The Federal Government of Nigeria appointed him Minister of Works in March 2006. He was transferred to become Minister of Communications in September 2006.
He chaired the Nigeria Telecommunications Forum in Abuja on the 19–20 September 2006.
He opened the Universal Service Provision Fund (USPF) Consultative Forum on Strategies for Achieving Access in Nigeria in Lagos on 31 October 2006. In his opening remarks he noted that USPF is only a fund to facilitate roll out of services in identified rural areas. The services would be implemented through qualified operating companies.
On 22 November 2006, he attended a ceremony where President Olusegun Obasanjo cut the ribbon to formally open the new Corporate Headquarters of the Nigerian Communications Commission in Abuja.

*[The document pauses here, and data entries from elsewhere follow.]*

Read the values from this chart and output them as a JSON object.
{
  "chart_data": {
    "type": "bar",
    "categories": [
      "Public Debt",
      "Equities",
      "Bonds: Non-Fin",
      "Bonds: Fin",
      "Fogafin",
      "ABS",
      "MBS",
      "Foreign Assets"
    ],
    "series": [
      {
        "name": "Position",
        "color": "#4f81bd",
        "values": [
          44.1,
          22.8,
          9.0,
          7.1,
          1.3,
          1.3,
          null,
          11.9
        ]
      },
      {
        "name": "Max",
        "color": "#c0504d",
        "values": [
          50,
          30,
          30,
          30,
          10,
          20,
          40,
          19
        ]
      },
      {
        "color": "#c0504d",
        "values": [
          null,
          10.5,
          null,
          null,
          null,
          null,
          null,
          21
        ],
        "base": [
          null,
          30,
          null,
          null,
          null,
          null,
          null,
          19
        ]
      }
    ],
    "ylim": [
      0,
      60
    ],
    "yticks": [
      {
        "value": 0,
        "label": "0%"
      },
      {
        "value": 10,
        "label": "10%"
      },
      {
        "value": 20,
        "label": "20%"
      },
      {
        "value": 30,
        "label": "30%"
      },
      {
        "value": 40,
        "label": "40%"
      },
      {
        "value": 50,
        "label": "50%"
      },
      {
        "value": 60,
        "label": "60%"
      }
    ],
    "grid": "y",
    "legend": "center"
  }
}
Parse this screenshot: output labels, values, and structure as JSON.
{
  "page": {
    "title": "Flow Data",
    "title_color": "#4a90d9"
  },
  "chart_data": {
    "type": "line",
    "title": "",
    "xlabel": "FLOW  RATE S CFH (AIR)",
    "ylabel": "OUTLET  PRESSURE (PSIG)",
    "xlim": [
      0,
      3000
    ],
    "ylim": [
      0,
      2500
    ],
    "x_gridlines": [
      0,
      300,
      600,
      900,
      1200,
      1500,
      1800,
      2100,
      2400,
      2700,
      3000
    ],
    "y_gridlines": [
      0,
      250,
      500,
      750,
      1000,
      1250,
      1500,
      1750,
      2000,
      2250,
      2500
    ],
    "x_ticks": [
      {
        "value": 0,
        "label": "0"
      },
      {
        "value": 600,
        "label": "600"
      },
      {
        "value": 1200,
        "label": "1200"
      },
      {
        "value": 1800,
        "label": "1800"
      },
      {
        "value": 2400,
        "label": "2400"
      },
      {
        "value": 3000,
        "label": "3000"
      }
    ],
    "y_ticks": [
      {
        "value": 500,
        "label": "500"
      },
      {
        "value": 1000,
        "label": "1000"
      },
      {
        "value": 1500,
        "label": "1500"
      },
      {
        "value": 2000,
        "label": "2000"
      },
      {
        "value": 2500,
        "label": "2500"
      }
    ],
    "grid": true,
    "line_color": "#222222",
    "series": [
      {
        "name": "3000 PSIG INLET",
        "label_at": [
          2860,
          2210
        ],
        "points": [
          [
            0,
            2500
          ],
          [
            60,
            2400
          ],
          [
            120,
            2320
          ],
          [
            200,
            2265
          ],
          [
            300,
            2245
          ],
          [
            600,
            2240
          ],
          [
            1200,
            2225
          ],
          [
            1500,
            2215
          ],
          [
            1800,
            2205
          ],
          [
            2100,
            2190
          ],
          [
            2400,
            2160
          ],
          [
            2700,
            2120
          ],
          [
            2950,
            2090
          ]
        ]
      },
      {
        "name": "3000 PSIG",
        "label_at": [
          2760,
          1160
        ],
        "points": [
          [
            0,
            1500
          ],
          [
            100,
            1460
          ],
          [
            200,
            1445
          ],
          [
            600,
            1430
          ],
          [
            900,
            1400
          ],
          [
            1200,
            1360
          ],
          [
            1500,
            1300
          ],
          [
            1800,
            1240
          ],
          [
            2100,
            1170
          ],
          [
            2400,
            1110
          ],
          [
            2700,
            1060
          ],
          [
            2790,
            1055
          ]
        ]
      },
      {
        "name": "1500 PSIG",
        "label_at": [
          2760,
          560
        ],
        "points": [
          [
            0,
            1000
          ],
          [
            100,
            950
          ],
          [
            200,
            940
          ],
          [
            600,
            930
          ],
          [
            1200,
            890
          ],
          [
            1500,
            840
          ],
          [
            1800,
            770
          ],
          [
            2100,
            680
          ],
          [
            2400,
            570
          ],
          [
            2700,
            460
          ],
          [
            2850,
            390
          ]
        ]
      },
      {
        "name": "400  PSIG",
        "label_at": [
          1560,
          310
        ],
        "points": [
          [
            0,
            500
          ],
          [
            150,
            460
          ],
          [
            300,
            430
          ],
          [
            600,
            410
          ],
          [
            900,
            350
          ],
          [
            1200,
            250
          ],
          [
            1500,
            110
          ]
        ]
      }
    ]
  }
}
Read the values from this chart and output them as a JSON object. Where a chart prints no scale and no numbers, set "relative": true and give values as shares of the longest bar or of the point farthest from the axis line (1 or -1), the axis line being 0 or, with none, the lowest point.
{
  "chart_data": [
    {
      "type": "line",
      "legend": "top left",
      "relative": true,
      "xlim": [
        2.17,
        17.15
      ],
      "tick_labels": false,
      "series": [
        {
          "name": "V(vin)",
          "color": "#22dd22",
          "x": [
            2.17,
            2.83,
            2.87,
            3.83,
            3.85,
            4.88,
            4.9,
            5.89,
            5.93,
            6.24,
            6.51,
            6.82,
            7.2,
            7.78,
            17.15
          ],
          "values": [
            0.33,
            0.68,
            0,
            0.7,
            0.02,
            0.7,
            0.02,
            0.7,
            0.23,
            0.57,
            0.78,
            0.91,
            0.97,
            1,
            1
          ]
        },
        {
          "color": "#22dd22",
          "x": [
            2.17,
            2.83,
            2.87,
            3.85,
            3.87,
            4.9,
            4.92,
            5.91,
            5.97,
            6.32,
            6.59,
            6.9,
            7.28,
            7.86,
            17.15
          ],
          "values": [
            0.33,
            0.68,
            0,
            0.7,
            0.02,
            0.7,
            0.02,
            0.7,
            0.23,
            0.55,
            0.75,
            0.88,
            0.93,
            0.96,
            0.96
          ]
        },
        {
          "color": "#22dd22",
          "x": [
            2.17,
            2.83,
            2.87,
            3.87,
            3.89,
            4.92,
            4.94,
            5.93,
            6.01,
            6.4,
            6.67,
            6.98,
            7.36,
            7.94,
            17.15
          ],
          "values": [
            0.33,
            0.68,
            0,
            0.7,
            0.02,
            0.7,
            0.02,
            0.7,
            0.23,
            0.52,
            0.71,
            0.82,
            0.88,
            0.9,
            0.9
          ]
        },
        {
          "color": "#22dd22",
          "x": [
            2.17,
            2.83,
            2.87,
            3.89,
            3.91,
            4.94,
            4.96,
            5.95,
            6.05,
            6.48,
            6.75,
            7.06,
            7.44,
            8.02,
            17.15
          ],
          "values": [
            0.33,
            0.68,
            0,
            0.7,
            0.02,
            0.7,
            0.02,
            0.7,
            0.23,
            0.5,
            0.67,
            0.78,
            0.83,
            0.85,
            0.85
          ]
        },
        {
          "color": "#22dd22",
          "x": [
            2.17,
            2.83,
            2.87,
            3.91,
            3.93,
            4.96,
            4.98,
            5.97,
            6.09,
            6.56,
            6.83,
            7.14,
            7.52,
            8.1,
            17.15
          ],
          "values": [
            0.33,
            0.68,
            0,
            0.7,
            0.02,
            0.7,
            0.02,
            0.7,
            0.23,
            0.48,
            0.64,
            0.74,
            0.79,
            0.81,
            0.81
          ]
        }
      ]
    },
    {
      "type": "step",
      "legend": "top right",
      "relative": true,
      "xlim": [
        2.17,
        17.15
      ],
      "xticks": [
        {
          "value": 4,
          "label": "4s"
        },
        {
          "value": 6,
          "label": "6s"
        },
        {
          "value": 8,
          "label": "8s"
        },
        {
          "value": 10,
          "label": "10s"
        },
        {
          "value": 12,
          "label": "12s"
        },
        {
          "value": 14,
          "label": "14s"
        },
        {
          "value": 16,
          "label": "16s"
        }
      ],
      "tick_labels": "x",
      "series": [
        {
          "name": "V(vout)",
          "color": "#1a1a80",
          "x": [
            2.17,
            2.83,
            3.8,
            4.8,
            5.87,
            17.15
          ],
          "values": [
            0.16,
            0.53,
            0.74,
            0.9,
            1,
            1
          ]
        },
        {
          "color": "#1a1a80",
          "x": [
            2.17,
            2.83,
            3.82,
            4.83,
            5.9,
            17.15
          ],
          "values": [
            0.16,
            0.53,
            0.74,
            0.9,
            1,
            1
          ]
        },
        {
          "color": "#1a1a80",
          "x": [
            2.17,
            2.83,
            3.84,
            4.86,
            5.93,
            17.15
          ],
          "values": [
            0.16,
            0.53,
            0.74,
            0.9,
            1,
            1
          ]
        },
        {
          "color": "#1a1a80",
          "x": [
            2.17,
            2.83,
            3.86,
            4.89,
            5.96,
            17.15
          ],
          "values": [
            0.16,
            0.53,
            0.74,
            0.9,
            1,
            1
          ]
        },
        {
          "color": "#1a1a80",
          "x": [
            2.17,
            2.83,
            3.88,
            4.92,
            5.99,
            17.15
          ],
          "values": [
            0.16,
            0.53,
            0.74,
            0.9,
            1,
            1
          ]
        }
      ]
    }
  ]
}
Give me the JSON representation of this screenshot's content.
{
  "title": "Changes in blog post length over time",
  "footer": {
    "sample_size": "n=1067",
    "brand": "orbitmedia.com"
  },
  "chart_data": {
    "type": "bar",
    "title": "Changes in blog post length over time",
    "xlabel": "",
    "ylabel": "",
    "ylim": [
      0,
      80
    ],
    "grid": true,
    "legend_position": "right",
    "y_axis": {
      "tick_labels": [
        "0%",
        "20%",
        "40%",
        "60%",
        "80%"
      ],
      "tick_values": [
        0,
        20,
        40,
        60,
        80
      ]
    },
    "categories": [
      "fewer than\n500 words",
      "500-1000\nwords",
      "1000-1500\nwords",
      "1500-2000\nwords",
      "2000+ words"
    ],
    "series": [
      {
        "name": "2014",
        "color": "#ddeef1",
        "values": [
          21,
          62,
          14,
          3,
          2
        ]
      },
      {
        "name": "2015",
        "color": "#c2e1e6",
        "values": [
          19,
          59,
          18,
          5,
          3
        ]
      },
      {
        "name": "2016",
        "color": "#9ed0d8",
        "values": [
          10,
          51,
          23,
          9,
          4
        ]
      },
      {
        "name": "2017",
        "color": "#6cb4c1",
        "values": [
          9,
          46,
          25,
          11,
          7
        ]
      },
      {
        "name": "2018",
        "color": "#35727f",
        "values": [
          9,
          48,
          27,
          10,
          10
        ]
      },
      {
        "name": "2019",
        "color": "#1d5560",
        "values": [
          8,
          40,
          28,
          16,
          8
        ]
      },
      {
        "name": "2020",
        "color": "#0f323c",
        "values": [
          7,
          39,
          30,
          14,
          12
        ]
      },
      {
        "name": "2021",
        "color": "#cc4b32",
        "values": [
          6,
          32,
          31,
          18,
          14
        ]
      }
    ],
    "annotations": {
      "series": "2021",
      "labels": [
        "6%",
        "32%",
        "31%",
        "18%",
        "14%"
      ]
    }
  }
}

In January 2007, Olusegun Obasanjo announced the final cabinet reshuffle of his administration. Among other moves, Frank Nweke, Jr, was appointed Federal Minister of Communications, while Anibaba stayed on as Minister of State in the Ministry, a position he held until the new administration of President Umaru Yar'Adua came into office in May 2007.

==Later career==

In November 2009, the Senate ad hoc committee on transport led by Heineken Lokpobiri, submitted a report to the upper house that revealed "alleged serial malpractices" in road contracting over a ten-year period, and recommended that former ministers of works Anthony Anenih, Adeseye Ogunlewe, Obafemi Anibaba, Cornelius Adebayo and others be prosecuted for corruption.
The Senate Ad Hoc Committee charges included awarding contracts without budgetary provision, and for failure to account for profits from a large sale of bitumen.
Senate discussion of the report was delayed.